C’est autour d’elle que se déploient toute l’ampleur et la maestria de cette Cerisaie. Qu’il est beau de voir une telle comédienne nourrir les émois, les troubles et les aveuglements d’un personnage aussi riche, aussi attachant que Lioubov. Qu’il est beau de voir Dominique Valadié naviguer avec autant de justesse et d’habileté de la joie à l’affliction, de l’insouciance au désespoir. Du refus à l’acceptation. Et ce sont ces incessants changements d’états d’âme auxquels semblent correspondre, comme à distance et en différé, les atmosphères obscures et radieuses au sein desquelles Alain Françon fait évoluer ses interprètes.
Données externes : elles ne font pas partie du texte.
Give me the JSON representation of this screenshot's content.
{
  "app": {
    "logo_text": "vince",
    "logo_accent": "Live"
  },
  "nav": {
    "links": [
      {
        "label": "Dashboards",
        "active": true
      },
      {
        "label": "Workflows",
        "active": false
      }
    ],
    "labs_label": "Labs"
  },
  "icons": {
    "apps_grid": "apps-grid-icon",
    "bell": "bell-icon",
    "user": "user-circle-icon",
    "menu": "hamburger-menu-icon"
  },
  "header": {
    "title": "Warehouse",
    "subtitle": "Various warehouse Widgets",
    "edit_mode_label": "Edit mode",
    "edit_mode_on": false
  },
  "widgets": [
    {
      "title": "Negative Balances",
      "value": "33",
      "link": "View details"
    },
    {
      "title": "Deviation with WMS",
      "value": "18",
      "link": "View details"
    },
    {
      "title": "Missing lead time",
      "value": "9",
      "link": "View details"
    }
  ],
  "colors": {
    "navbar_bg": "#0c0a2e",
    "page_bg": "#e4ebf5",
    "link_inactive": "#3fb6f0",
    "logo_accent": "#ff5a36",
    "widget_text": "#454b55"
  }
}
Des interprètes qui participent à un ballet d’entrées et de sorties d’une grande liberté, donnant l’impression que d’autres scènes se jouent, en dehors du plateau, dans des espaces de théâtre faisant face à d’autres spectateurs. Ces effets de perspectives imaginaires illustrent de manière frappante le caractère mouvant et polyphonique de l’univers tchékhovien. Ils nous renvoient à l’évidence d’un monde plus vaste, un monde mosaïque tout entier fracturé par des histoires de deuil, d’héritage et de patrimoine, de possession et de dépossession.
 
Manuel Piolat Soleymat


La Cerisaie, d’Anton Tchekhov (texte français de Françoise Morvan et André Markowicz, édité par Actes Sud, collection Babel) ; mise en scène d’Alain Françon. Du 17 mars au 10 mai 2009. Du mercredi au samedi à 20h30, le mardi à 19h30, le dimanche à 15h30, relâche le lundi. Théâtre national de la Colline, 15, rue Malte-Brun, 75020 Paris. Réservations au 01 44 62 52 52.